巨大的乳白色光柱,從天而降,幾乎籠罩了小半個皇宮!


    不是月光的清冷,不是日光的炙熱,而是一種純粹無瑕的潔白,倘若一定要形容,那就是聖潔、高貴、仿佛象征著一切美好的光明!


    光明使者烏瑟爾,發怒了!!!


    處在光柱的邊緣,由於修煉者過人的體質,哪怕僅僅是中級程度、連高級都未達到的術士,阿卡玲娜依舊借著那無處不在的光明,清晰的捕捉到了烏瑟爾魁梧的身影!


    不是阿卡玲娜的視力太好,實在是光柱中的烏瑟爾太突出,就像是舞台上的主角,隻要站在燈光下,任何一個動作都會受到矚目。


    隱約間,不知為何,大喜的阿卡玲娜心中忽然一痛,就像是某種至親血脈的離去。心神恍惚,阿卡玲娜第一個想到的就是前線阿爾薩斯遇到了危險。隻是轉念,回想吉安娜傳回的最新消息顯示,半神楚翔都已經到達了斯坦索姆,那阿爾薩斯根本不會出意外——這是凡人對於神者的盲信,是一條不可改變的鐵則。


    那麽...


    “不好!陛下遇險了!”


    阿卡玲娜身旁,見多識廣的法耶爾忽然低呼出聲,這位宮廷首席法師想都未想,拉起一旁發呆的公主回頭就朝著法師塔跑去!


    “那是救贖聖光!光明係禁咒!想不到烏瑟爾的光明係魔法修為已經達到了這種程度!”


    “玲娜!你快跑!從法師塔地道跑出去!陛下遇難!洛丹倫怕是完了!想不到!想不到!折了一個傳奇妖術師,詛咒教會還會派來這種程度的刺客高手!天哪!那該死的教會背後到底藏著什麽!獸人部落?不死軍團?”


    年事已高的法耶爾一邊扯著尚不及反應的阿卡玲娜,一邊語無倫次,也不知是在解釋,還是單純的驚歎。
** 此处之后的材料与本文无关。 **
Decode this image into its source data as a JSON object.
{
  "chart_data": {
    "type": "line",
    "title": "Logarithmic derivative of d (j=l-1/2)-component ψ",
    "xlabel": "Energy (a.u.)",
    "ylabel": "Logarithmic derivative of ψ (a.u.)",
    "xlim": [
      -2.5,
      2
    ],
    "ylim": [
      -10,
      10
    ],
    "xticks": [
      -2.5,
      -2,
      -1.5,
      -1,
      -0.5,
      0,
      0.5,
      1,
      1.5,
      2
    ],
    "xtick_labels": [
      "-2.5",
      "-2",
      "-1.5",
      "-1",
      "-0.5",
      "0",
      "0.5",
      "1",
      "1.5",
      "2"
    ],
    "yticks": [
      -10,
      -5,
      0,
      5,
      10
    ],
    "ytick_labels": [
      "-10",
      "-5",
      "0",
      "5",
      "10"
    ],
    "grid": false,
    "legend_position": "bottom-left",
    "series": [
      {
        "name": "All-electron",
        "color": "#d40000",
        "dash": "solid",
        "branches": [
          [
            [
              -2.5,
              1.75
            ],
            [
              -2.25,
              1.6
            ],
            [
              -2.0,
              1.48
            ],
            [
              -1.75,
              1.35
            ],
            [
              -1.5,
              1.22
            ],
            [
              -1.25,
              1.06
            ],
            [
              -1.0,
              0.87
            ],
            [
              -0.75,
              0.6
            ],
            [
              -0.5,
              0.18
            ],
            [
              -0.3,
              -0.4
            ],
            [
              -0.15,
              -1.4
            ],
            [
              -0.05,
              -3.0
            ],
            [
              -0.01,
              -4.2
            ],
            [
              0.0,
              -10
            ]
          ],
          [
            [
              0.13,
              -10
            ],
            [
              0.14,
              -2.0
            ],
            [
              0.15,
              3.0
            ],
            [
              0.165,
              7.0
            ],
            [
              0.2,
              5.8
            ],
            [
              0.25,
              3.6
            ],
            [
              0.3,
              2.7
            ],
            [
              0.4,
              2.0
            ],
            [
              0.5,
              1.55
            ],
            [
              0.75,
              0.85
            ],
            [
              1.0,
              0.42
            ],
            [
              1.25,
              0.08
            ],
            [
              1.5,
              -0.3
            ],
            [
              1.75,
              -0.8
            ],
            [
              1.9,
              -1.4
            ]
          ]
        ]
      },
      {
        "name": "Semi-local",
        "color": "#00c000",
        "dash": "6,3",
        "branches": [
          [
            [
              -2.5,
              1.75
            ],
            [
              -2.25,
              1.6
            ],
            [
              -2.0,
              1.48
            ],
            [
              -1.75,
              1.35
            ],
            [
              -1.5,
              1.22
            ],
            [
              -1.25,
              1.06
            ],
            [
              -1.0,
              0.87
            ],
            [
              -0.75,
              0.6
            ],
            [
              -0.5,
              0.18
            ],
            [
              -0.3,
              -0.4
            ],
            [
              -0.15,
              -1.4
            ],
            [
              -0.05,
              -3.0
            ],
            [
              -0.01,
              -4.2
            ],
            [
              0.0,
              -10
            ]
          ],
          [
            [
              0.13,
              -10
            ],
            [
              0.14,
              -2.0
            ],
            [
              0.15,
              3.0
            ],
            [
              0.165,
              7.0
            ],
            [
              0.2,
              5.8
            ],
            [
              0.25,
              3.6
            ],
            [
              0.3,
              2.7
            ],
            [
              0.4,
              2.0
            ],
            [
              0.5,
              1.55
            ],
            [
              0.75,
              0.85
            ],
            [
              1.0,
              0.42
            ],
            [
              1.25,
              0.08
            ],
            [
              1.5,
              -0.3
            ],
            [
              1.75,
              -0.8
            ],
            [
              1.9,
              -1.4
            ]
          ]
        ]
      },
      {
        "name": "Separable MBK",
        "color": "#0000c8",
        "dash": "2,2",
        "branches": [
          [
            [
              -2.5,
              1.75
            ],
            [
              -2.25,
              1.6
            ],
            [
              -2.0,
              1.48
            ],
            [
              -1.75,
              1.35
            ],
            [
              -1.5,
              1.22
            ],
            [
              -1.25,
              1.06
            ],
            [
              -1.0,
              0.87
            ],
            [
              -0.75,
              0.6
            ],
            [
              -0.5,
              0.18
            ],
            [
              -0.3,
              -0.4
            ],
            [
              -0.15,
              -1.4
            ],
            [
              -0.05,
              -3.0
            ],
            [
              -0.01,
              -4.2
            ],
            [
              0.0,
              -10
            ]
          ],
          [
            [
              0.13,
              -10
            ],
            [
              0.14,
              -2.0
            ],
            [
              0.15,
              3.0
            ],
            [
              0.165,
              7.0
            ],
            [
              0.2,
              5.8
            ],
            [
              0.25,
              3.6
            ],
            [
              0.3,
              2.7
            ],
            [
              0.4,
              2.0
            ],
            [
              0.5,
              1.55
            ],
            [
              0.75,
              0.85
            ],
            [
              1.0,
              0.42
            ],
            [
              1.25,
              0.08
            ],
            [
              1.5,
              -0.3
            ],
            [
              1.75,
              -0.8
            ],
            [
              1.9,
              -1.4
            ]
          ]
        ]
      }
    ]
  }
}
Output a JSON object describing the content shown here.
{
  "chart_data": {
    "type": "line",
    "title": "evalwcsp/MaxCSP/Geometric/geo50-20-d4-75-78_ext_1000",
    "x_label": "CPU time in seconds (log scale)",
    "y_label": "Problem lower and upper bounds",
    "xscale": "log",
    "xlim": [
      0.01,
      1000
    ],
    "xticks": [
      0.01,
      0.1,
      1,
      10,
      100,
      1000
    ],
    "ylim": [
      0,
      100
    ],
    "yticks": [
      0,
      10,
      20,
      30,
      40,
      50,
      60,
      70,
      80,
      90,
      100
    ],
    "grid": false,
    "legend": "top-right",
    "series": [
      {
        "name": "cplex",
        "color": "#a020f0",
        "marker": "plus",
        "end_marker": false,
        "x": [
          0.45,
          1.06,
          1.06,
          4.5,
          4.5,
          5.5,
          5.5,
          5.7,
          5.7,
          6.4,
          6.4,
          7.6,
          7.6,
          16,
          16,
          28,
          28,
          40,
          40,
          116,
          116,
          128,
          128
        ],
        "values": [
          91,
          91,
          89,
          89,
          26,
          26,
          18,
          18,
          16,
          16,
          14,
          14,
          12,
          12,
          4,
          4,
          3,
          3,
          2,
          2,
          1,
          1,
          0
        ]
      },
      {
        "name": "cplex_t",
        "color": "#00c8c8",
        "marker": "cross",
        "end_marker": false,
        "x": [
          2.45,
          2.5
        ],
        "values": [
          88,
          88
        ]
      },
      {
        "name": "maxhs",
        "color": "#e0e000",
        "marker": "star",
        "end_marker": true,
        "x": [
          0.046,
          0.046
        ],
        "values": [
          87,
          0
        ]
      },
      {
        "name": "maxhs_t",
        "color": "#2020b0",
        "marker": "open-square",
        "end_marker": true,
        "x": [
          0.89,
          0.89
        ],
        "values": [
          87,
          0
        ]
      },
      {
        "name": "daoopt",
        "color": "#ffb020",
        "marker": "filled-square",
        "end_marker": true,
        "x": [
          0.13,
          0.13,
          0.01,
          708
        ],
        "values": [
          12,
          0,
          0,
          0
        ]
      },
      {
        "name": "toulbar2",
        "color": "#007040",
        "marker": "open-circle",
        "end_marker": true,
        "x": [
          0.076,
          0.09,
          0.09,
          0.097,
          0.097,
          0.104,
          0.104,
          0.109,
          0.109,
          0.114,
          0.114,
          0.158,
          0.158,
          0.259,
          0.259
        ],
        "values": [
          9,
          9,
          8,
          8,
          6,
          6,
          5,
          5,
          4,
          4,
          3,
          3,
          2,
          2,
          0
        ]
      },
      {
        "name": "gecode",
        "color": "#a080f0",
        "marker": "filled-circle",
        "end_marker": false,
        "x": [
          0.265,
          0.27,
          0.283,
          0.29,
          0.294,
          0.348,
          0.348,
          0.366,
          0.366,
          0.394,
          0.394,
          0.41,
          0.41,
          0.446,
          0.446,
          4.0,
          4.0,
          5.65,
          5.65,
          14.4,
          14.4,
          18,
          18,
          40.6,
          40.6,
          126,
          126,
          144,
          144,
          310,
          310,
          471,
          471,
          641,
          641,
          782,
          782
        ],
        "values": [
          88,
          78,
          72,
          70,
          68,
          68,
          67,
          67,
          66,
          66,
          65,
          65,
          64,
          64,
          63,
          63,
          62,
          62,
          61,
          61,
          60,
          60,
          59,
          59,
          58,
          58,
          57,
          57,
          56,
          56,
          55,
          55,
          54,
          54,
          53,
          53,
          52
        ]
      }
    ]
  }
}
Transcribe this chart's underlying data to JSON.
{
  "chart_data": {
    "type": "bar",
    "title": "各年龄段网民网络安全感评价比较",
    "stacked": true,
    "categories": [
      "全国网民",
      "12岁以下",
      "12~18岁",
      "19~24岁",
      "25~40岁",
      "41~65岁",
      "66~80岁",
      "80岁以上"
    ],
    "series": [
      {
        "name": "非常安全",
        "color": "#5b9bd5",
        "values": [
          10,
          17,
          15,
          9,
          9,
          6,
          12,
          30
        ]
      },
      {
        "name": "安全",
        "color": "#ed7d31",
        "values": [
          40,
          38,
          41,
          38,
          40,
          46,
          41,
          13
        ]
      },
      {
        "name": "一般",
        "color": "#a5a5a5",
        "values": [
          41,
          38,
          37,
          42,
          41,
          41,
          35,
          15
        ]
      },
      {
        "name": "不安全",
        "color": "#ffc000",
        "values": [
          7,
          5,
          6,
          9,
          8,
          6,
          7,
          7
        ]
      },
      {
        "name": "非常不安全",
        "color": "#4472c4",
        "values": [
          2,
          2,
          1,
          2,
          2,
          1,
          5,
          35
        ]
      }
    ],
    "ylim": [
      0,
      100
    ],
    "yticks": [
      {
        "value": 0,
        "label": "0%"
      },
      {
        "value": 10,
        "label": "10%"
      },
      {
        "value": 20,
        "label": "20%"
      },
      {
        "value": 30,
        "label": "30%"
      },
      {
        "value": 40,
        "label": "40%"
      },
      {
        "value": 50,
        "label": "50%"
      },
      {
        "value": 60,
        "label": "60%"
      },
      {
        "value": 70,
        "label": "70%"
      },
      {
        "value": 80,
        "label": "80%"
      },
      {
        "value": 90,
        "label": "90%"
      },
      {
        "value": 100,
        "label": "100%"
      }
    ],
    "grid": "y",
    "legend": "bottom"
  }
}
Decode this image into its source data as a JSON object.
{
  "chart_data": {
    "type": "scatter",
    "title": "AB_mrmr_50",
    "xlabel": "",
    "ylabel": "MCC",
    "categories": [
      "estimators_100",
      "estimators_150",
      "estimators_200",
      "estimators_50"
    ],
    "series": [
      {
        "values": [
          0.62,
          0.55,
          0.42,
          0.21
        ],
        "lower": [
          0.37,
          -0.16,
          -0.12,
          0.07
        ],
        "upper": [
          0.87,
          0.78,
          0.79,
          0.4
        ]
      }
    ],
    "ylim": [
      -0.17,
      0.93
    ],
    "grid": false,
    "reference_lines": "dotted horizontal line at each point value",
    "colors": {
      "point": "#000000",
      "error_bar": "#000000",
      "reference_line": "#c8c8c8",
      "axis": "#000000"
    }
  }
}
    人前的他,永遠隻能是一名大毀滅術士,不可能爆發出聖域惡魔術士的修為,也許他早已經習慣了這個身份。但即便是聖域,在這場早已出乎所有人預料的戰爭中,又能改變什麽呢?


    “快!快!到前線去找阿爾薩斯!隻有他才能拯救王國!去找懲戒半神大人,隻有他才能保住你的性命!”


    幾個閃現,法耶爾已經拉著阿卡玲娜來到了法師塔入口。見過太多現實黑暗的他,已經從最開始認為單純的詛咒教會逆襲,聯想到本國貴族內亂,其他王國勢力入侵。


    所謂一家親的聯盟,其實從來不向外人想象那樣和睦。不談人類對於高等精靈後裔(血精靈)的冷淡,暗夜精靈對於其他宗族的傲慢,單單人類諸國內部,都隱藏著種種齷齪。


    否則,烏瑟爾此刻還應該是艾澤拉斯王國的聖騎士,而不是洛丹倫的忠誠衛士。


    這個世界從來沒有免費的午餐,盟友也一樣。


    而不論如何,但凡王國內部動蕩,第一個遭受打擊的肯定是王族。


    法耶爾對於米奈希爾家族其實並無太大忠誠,泰瑞納斯對於他也沒有多少知遇之恩,最多算是不歧視。而他之所以成為皇家法師,更多怕還是為了隱藏惡魔術士的禁忌身份,而非真個就對這看似顯赫的稱呼有什麽盼頭。


    但法耶爾,的確很在意阿卡玲娜這個並無多少潛力的弟子——畢竟是自小看著長大的啊!


    阿卡玲娜艱難的回頭,那最後一眼,看到的是一道灰色的流光!速度極快,就像是一片掠過天空的暗影。


    她那從血統繼承來和阿爾薩斯一樣好看的眸子裏,流露出的究竟是慶幸、震驚、還是哀傷?也許單純的隻是複雜...


    穿過一閃水藍色的魔法門,兩人倉促的身影消失在了法師塔前。


    而遠處那片光明大盛的地方,烏瑟爾已經成功截住了那道灰蒙陰影。


    “暗影議會?!迦羅娜!你不是被毀滅之錘殺了嗎!!!”


    天空中傳來烏瑟爾憤怒而驚恐的聲音!不錯!既有憤怒!又有驚懼!


    他曾經效忠的對象,艾澤拉斯王國前任國主——萊恩,就是死在這個女半獸人手中!從很大程度上來說,他的故土之所以淪陷,迦羅娜絕對“功不可沒”,這種刻骨銘心的仇恨,根本就不是時間能夠衝刷得了的!


    但是!迦羅娜另一個身份卻實在讓他忌憚!傳奇刺客!!!


    任何能被人成為傳奇的,都要淩駕在聖域之上,哪怕是不擅正麵作戰的刺客,也絕對不是單一的聖域強者能夠阻擋!即便是他這樣已經達到聖域巔峰的法武雙修聖騎士,也不行!


    好死不死,王國最大的依仗懲戒半神已經離開,明麵上唯一的傳奇強者阿爾薩斯更是遠在斯坦索姆,而白銀之手騎士團幾大聖騎士,除了他因為突發事件被延誤、不得不滯留一晚,其他都已經於傍晚時分起程奔赴前線!此刻的王城根本就是最空虛的時候!


    不要懷疑,除了達拉然友情支持的學院法師,作為單獨的人類王國之一,洛丹倫數得上號的強者本就寥寥,這也是常理。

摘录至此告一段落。